En 2001, juste après les attentats de New York, le Parti Socialiste au pouvoir vote une série de lois sécuritaires – la Loi sur la sécurité quotidienne – visant essentiellement la jeunesse. Un élu de droite, Thierry Mariani, s’engouffre dans la brèche pour ajouter deux mesures répressives. La première, contre «l’occupation des cages d’escalier», vise spécifiquement la jeunesse de banlieue. Et la deuxième s’en prend au mouvement des Rave. Elle permet aux préfets d’interdire ces événements et expose les organisateurs à la confiscation du matériel et à des amendes. Thierry Mariani rejoindra les rangs de l’extrême droite en tant qu’élu du Rassemblement National.

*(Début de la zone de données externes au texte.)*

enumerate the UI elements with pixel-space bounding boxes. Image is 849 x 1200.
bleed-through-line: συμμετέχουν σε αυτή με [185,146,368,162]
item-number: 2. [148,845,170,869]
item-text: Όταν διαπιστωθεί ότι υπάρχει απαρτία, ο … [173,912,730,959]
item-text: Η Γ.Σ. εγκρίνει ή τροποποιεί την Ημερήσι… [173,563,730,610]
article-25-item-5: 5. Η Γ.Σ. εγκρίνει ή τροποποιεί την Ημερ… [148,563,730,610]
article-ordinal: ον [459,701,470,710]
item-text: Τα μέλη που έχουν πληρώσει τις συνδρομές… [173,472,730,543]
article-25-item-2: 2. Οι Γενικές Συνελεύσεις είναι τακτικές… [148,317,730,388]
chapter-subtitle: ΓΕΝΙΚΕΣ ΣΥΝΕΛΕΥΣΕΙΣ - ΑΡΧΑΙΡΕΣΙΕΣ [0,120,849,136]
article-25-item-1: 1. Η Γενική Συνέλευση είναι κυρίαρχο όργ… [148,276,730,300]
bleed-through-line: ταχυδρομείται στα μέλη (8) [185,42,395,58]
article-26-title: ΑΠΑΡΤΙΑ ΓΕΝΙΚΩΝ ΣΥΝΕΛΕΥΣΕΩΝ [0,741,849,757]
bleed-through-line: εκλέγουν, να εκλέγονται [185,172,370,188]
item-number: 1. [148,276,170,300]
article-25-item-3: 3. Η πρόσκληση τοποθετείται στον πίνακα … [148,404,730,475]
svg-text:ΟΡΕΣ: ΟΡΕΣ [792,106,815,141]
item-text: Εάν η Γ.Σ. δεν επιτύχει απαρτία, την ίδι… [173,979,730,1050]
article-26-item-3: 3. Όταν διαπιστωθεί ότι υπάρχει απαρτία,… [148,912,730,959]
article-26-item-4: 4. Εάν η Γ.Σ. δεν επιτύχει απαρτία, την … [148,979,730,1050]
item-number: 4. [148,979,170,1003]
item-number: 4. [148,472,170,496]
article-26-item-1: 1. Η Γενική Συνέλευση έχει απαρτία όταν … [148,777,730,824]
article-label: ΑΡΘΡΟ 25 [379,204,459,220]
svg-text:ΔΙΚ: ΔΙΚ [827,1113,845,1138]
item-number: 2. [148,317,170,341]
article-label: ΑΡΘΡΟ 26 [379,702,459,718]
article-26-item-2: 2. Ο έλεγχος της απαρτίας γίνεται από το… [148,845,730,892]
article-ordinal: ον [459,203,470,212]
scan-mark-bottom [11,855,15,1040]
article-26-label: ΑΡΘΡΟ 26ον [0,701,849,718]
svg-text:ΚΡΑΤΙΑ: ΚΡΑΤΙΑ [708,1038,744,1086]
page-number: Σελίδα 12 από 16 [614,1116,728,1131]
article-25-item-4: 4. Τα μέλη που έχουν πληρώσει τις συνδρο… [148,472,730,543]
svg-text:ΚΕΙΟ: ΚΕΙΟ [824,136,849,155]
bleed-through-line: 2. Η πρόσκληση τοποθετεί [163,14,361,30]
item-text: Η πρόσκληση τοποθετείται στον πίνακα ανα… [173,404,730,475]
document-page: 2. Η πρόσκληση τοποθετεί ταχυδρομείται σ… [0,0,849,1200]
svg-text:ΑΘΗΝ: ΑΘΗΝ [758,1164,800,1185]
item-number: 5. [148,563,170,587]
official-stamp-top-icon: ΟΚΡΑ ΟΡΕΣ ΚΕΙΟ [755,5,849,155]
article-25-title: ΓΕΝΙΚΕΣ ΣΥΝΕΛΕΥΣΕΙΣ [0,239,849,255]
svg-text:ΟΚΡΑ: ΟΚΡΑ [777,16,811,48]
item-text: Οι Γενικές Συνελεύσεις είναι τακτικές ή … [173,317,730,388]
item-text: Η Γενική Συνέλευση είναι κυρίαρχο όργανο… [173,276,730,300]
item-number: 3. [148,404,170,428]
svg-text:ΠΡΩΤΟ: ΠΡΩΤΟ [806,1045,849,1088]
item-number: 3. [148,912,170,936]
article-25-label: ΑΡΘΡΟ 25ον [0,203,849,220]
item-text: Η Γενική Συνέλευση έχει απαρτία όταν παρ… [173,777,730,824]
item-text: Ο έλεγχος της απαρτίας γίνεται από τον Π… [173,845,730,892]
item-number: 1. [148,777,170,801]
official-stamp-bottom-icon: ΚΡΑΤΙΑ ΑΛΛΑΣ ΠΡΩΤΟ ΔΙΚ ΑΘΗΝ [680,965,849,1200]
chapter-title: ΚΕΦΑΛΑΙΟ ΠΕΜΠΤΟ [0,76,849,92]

Dès sa nomination au poste de Ministre de l’Intérieur, Nicolas Sarkozy fait de la reprise en main des Free Parties sa priorité, en organisant des festivals technos gérés par la Place Beauvau tout en réprimant ceux qui ne se soumettent pas au jeu. En juillet 2006 l’avion personnel du ministre de l’Intérieur atterrit sur l’aérodrome de Vannes-Meucon, quelques heures après l’organisation d’une rave de 40.000 personnes sur ce site du Morbihan. Le 1er janvier 2011, Marie, 22 ans, est gravement blessée au niveau de la bouche à la suite d’un tir de Flash-Ball lors d’une rave dans la commune de Mesnil-le-Roi dans les Yvelines.

En 2019 une nouvelle offensive législative tente de «renforcer l’encadrement» de ces fêtes, en faisant de tout rassemblement techno non-autorisé un délit. Des arrêtés d’interdiction de transports de matériel sonore sont édictés de plus en plus régulièrement, parfois sur une durée de plusieurs mois, par exemple par la préfecture de la Drôme. La police intervient même sur les bords de Seine pour déloger les fêtards. De fait, la répression des fêtes libres n’a jamais cessé d’augmenter ces deux dernières décennies. Jusqu’à l’envoi désormais récurrent de dispositifs militarisés qui peuvent tuer ou mutiler les teufeurs.

Derrière cette répression acharnée, c’est avant tout une vision du monde disciplinaire qui s’impose à marche forcée : plus aucune joie n’est tolérée, plus aucune fête hors du contrôle de l’État n’est autorisée. La jeunesse doit être mise au pas, de gré ou de force.